Well, it’s not really been delayed, because we’ve never announced the date. I mean it’s sort of interesting because the studio [MGM] has never greenlit ‘The Hobbit,’ so therefore ‘The Hobbit’ has never been officially announced as a “go” project, nor have we ever announced a date. But there’s so much interest that people — newspapers and magazines, of their own account, say, ah, it’s likely to film in May, it’s likely to film in June, it’s likely to film in September. People make this stuff up. And then if it’s not filming in June, you get a story saying, “‘The Hobbit’s’ been delayed.” But it’s never actually been announced.
Hit the jump to go back to our previous stories and see that he’s right. Jackson also provides updates on the current state of the production and when he hopes they can start shooting.

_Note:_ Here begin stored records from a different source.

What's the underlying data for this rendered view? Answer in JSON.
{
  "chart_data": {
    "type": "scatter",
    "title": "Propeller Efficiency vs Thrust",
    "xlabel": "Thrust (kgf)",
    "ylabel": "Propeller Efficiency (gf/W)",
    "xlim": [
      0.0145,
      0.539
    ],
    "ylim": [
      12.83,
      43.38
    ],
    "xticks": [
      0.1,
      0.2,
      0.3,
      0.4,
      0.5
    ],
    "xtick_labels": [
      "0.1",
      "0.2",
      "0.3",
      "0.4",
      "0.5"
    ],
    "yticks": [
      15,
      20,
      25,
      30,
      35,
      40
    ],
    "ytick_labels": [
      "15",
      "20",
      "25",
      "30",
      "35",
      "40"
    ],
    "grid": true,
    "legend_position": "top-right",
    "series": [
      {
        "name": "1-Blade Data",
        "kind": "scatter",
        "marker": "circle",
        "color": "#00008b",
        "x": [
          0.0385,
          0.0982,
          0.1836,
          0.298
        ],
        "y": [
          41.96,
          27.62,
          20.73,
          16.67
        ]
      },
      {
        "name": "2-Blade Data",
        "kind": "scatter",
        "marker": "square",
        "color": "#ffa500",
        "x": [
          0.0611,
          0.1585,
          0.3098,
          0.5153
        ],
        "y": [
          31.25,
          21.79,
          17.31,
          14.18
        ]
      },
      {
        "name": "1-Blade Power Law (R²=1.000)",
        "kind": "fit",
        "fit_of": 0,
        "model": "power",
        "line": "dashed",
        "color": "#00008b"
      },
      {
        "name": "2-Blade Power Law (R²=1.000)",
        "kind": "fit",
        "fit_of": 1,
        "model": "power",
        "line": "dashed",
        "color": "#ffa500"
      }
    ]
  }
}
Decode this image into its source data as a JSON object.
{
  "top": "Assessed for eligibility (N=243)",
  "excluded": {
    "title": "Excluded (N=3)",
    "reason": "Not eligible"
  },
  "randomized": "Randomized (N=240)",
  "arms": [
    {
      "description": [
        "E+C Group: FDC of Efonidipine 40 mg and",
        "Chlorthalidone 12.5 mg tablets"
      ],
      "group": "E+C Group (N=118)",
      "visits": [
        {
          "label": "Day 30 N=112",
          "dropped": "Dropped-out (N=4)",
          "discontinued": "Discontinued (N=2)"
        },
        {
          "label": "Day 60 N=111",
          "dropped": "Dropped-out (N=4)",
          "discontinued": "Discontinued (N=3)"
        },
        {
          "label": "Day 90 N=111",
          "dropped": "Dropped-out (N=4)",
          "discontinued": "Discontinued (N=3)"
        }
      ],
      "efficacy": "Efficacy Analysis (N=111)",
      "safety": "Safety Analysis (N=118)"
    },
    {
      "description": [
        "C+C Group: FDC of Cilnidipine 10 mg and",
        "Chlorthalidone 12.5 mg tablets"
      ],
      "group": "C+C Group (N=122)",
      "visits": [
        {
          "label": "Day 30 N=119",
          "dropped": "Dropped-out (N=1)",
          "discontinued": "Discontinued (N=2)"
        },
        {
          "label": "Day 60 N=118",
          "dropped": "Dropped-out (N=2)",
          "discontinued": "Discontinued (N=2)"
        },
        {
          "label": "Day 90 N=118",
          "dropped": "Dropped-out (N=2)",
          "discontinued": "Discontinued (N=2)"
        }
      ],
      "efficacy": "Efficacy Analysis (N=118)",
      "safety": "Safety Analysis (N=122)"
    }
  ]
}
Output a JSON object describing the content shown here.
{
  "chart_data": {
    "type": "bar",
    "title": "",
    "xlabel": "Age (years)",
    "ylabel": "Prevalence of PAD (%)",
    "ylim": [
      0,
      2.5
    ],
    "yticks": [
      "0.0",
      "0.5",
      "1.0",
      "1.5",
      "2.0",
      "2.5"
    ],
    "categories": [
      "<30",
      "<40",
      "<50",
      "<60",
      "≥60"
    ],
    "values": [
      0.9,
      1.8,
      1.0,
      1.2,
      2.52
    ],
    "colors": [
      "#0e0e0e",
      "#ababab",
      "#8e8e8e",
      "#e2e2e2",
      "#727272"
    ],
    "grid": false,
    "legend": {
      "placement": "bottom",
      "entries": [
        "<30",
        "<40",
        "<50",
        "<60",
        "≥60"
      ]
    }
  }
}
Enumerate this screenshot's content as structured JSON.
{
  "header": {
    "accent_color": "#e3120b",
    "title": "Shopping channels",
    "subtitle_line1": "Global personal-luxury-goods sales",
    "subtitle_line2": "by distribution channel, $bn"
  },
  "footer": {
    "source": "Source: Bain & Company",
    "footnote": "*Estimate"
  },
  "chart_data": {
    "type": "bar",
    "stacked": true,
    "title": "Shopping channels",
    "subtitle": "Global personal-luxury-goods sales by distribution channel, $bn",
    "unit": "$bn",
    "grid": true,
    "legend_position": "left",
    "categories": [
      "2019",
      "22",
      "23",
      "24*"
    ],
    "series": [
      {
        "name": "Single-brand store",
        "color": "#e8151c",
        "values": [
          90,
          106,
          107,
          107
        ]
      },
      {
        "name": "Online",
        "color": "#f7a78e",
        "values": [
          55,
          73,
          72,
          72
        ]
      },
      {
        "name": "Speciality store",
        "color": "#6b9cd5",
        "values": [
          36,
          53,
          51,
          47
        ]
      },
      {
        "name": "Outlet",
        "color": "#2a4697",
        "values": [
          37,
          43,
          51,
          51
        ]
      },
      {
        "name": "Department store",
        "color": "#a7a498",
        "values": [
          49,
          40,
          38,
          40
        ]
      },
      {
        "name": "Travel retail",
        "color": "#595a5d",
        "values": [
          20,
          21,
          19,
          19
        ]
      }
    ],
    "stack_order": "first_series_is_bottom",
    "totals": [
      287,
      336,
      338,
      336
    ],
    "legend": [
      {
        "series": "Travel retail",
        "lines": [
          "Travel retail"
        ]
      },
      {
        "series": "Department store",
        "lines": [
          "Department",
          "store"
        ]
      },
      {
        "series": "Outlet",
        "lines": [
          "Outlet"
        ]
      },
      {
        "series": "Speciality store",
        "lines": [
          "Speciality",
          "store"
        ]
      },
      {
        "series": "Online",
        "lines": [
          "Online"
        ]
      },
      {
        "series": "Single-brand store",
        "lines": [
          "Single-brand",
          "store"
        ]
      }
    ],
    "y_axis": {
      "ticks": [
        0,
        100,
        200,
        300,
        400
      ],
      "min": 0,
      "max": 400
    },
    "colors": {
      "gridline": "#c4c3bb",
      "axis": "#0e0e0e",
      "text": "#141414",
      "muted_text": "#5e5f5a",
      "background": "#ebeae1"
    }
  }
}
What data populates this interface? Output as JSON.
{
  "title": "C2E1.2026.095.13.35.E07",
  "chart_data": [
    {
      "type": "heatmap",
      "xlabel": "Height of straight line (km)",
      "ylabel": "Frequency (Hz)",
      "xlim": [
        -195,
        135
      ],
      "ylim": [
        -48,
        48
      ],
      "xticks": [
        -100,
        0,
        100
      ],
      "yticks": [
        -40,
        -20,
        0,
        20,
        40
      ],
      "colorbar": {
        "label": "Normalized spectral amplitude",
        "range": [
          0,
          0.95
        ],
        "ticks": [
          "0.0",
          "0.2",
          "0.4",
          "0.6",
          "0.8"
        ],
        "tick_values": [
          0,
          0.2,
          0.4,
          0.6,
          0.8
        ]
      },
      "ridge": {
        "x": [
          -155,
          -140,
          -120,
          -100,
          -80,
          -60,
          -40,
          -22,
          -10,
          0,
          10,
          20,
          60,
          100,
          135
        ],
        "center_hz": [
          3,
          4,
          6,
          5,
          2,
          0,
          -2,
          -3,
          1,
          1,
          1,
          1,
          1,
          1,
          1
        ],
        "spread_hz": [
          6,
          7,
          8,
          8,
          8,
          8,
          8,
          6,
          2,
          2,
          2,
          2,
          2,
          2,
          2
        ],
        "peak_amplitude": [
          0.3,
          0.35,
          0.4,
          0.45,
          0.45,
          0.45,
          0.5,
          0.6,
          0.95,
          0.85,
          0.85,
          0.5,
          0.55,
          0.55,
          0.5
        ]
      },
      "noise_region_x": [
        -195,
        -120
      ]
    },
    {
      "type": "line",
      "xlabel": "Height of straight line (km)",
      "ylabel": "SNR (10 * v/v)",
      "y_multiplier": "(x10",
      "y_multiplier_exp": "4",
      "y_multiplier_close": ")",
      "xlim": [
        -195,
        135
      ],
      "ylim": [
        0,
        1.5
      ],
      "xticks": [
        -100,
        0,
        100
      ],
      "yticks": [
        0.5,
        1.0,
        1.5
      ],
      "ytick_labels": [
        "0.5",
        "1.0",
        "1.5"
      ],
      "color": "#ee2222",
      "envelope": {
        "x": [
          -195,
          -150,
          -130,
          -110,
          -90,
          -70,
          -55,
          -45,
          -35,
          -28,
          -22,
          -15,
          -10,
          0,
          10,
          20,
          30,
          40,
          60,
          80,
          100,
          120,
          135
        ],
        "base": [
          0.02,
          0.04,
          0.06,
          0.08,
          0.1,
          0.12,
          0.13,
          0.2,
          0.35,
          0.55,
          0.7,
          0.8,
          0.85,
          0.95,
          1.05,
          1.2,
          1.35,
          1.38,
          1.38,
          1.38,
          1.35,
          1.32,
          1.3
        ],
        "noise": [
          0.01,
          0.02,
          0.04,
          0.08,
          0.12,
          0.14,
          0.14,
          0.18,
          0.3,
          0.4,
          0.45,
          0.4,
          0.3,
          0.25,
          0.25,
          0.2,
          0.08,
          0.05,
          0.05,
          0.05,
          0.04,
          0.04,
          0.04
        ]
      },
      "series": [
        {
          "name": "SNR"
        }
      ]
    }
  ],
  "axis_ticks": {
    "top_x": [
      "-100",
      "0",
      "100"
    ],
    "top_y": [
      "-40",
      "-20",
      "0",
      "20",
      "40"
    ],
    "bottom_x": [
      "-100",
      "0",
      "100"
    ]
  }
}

Here’s what Jackson said about the script he and director Guillermo Del Toro turned in last week:
We’ve just delivered the script. Literally last week, we delivered the second of the two screenplays — the first draft. So the studio’s got both scripts now, which is a milestone; and if anything was holding it up, it was us doing the screenplays, because we’d just been writing as fast as we can, but it took us this long to get them finished. So we take whatever responsibility there is for the speed. And we’re now in the process of budgeting the films, and then hopefully we’ll get to a budget the studio [people] are happy with, and they’ll greenlight the movies and we’ll announce the shooting dates. I’d be pretty optimistic that we’ll be shooting before the end of the year. I would imagine October, November, we’d be shooting by. I’m not announcing it, though.
Going back through our past stories, I saw that Jackson never contradicted himself. Here’s what Jackson said at Comic-Con:
Peter told us the first draft of the script gets delivered to the studio in 3 weeks. He went on to sale that zero casting has been done on the project and any rumors you hear are just that – rumors. He explained that they can’t start casting till they have a budget and schedule as they have to be able to tell an actor when they’d be needed. He also said the studio hasn’t officially green lit the project yet.
Peter also told us that the current plan is to release the first “Hobbit” film in December of 2011 and the second one in December of 2012. This is assuming everything comes together.
When he spoke with Steve during the press junket for The Lovely Bones, he said that he intended to have the script finished by Christmas. That obviously didn’t happen, but as he said to Moviefone, Jackson takes responsibility for the delay in turning in the script. You can see in both cases that Jackson never said they had set dates. They had plans, but nothing set in stone because A) they didn’t have their scripts finished; and B) MGM didn’t give them go ahead because the scripts weren’t finished.
Speaking to the folks at TheOneRing.net in December, Del Toro corroborated this report about not having the scripts ready or having a greenlight. The film is in pre-production but it’s because Del Toro and Jackson are funding it out of pocket right now. Here’s what Del Toro said to TheOneRing:
THAT we have not stopped. As I have reported in the past, we are scouting, designing (my last 3 hour meeting with Weta was this morning) and will not stop. BUT the greenlight and thus commencement can only be granted by the studio.” He explains, “until there are two scripts delivered and budgets and schedules to support them we will be all under a yellow light of development.”
The only conflicting statement from this new interview is when Jackson says:
I mean, any character that’s returning from ‘The Lord of the Rings,’ we obviously would love the same actors to play. But even those actors haven’t been approached yet, or there [haven’t] been any deals done. And the studio wouldn’t organically do any of that until they’ve greenlit the film.
That’s odd simply because Del Toro said (in the same statement he made to The One Ring):
About ONLY 3 actors returning [from The Lord of the Rings]: I think the emphasis on “only” is what slant the news the wrong way…Both PJ and I chime in on things ‘as they are at the moment’ and, of course, things change.”
I know we’re all eager for The Hobbit to move forward, but Jackson’s right when he says everyone should slow down, take a breath, and not worry about delays for a production that’s still waiting for the go ahead.